Vê-los daquela forma era surreal. Aos três, juntaram-se o restante dos marotos e a amiga de Lílian, quem Gina descobriu ser Marlene McKinnon, que também viria a ser membra da Ordem da Fênix. Era incrível ver a diferença de Sirius em seus anos de juventude e conhecer os pais de Harry beirava o absurdo. Vasculhou a livraria em busca do rapaz novamente mas não foi capaz de encontra-lo – sentiu um pouco de peso na consciência de tê-los conhecido antes dele.

Seus risos diminuíram de forma gradativa e passou a olhar os amigos como uma pintura distante. Os olhos escureceram conforme o peso de sua responsabilidade caía sobre seus ombros: cabia a ela e Harry permitirem que aqueles jovens seguissem suas vidas com aquele mesmo sorriso no rosto. A sensação de proximidade e acolhimento que tivera com Lílian quase sumiu – aquela não poderia ser uma amizade verdadeira para o próprio bem dela.

— E então, ruivinha, será que você vem para a Grifinória com a gente? — Chamou Sirius, provocando. Ela deu um sorriso amarelo e o respondeu um pouco receosa.

— Não se preocupe, Gina! — Disse Lílian tentando confortá-la. — Seja qual for sua casa, espero que seja minha amiga na escola!

Ela fingiu seu melhor sorriso. Agora que pensava no quão falsa seria aquela amizade, sentia-se um pouco culpada com todas as mentiras que contava. É para o bem dela, pensou convicta, voltando a conversar com os garotos.

Eles saíram da livraria e continuaram pelas ruas do Beco Diagonal em busca do restante de seus materiais. Pediram que Gina os acompanhasse mesmo que já tivesse comprado tudo, e fizeram questão de contar sobre a vida em Hogwarts em detalhes. Tiago e Sirius eram os que mais falavam – contavam sobre suas peripécias e aventuras que a fez lembrar de Fred e Jorge com uma saudade de apertou-lhe o peito. Remo parecia ser mais reservado desde aquela época, mas era extremamente educado e também podia conversar bem depois que criava um pouco mais de intimidade. Pensou que o rapaz se daria bem com Hermione.

Foi difícil não se deixar levar pela conversa – por alguns momentos deixava-se levar pela animação do grupo e esquecia-se do que estava realmente fazendo. De tempos em tempos, tentava encontrar os olhos de Harry entre as pessoas no Beco Diagonal, mas tinha a impressão de que seria impossível encontra-lo a não ser que essa fosse sua vontade.

Tentou não se preocupar, mas quando o céu começou a escurecer e seus mais recentes amigos levaram-na até o Caldeirão Furado, imaginou se estaria tudo bem com Harry. O que estaria fazendo? Franziu o cenho, lembrando da forma com que pegara a Horcrux em Little Hangleton alguns dias atrás e um arrepio subiu-lhe a espinha.
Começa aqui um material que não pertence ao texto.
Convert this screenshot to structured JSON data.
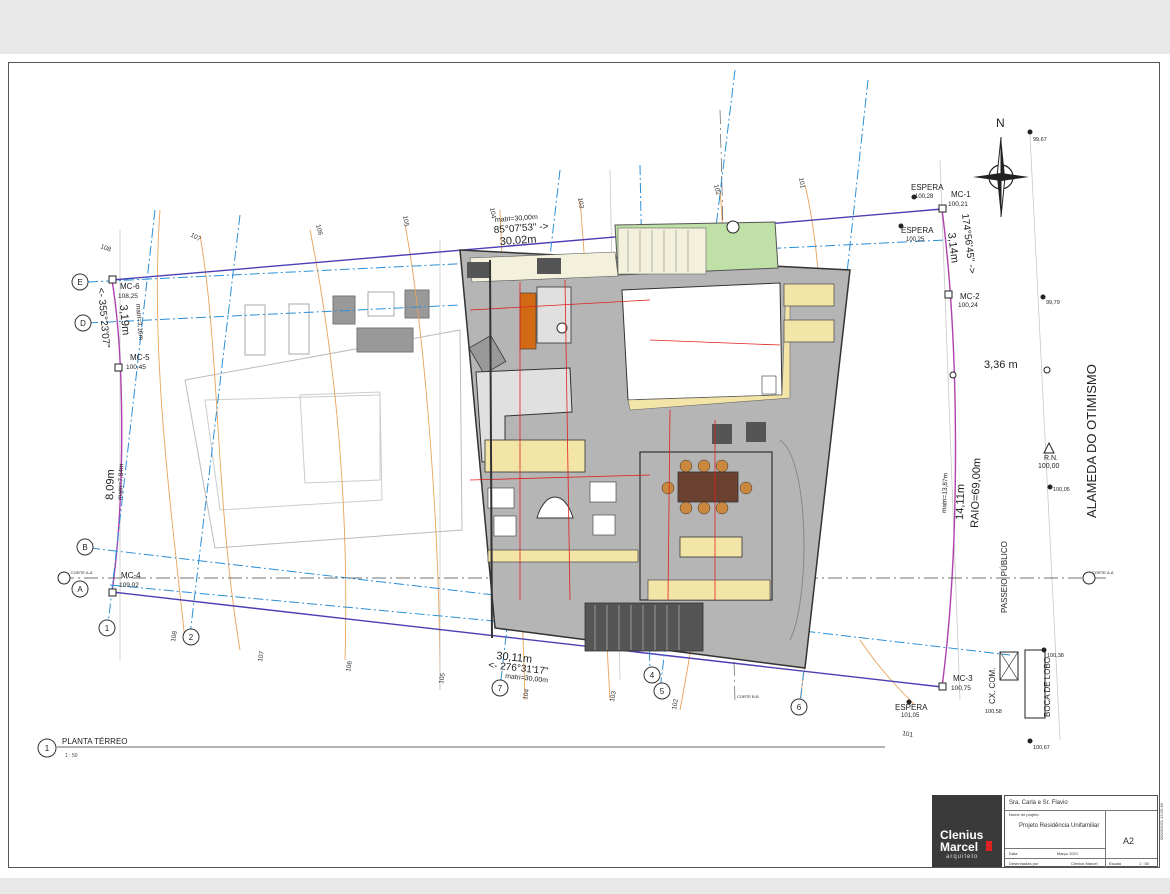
{
  "drawing": {
    "title": "PLANTA TÉRREO",
    "scale": "1 : 50",
    "view_number": "1",
    "street_name": "ALAMEDA DO OTIMISMO",
    "passeio": "PASSEIO PÚBLICO",
    "boca_lobo": "BOCA DE LOBO",
    "cx_com": "CX. COM.",
    "north": "N",
    "corte_aa": "CORTE A-A",
    "corte_bb": "CORTE B-B"
  },
  "grid_axes": {
    "letters": [
      "E",
      "D",
      "B",
      "A"
    ],
    "numbers": [
      "1",
      "2",
      "4",
      "5",
      "6",
      "7"
    ]
  },
  "markers": {
    "mc1": {
      "label": "MC-1",
      "value": "100,21"
    },
    "mc2": {
      "label": "MC-2",
      "value": "100,24"
    },
    "mc3": {
      "label": "MC-3",
      "value": "100,75"
    },
    "mc4": {
      "label": "MC-4",
      "value": "109,02"
    },
    "mc5": {
      "label": "MC-5",
      "value": "100,45"
    },
    "mc6": {
      "label": "MC-6",
      "value": "108,25"
    },
    "espera1": {
      "label": "ESPERA",
      "value": "100,28"
    },
    "espera2": {
      "label": "ESPERA",
      "value": "100,25"
    },
    "espera3": {
      "label": "ESPERA",
      "value": "101,05"
    },
    "rn": {
      "label": "R.N.",
      "value": "100,00"
    }
  },
  "dimensions": {
    "top_matri": "matri=30,00m",
    "top_angle": "85°07'53\" ->",
    "top_length": "30,02m",
    "bottom_length": "30,11m",
    "bottom_angle": "<- 276°31'17\"",
    "bottom_matri": "matri=30,00m",
    "left_angle": "<- 355°23'07\"",
    "left_length": "3,19m",
    "left_matri": "matri=3,16m",
    "left_side": "8,09m",
    "left_side_matri": "matri=7,84m",
    "right_angle": "174°56'45\" ->",
    "right_length": "3,14m",
    "right_width": "3,36 m",
    "arc_length": "14,11m",
    "arc_radius": "RAIO=69,00m",
    "arc_matri": "matri=13,87m"
  },
  "levels": {
    "street": [
      "99,67",
      "99,79",
      "100,05",
      "100,38",
      "100,67"
    ],
    "cx": "100,58",
    "contours": [
      "108",
      "107",
      "106",
      "105",
      "104",
      "103",
      "102",
      "101",
      "100",
      "109"
    ]
  },
  "title_block": {
    "client": "Sra. Carla e Sr. Flavio",
    "project_label": "Nome do projeto",
    "project": "Projeto Residência Unifamiliar",
    "sheet": "A2",
    "date_label": "Data",
    "date": "Março 2021",
    "drawn_label": "Desenhadas por",
    "drawn": "Clenius Marcel",
    "scale_label": "Escala",
    "scale": "1 : 50",
    "side_code": "06/03/2021 13:25:38"
  },
  "logo": {
    "line1": "Clenius",
    "line2": "Marcel",
    "line3": "arquiteto"
  },
  "colors": {
    "floor": "#b5b5b5",
    "grass": "#bfe0a6",
    "axis_blue": "#2b8fd6",
    "boundary": "#4a3fb5",
    "contour": "#e9a25a",
    "red_dim": "#e02020",
    "arc": "#b040b0"
  }
}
Não se sentia confortável com a forma que ele agia com ela.

— Está entregue sã e salva, Tom! — Disse Sirius animado, batendo nos ombros de Gina e cumprimentando o proprietário do local. Ele cumprimentou os estudantes igualmente animado e não resistiu a uma conversa com os meninos, mas parou de repente e voltou os olhos para Gina.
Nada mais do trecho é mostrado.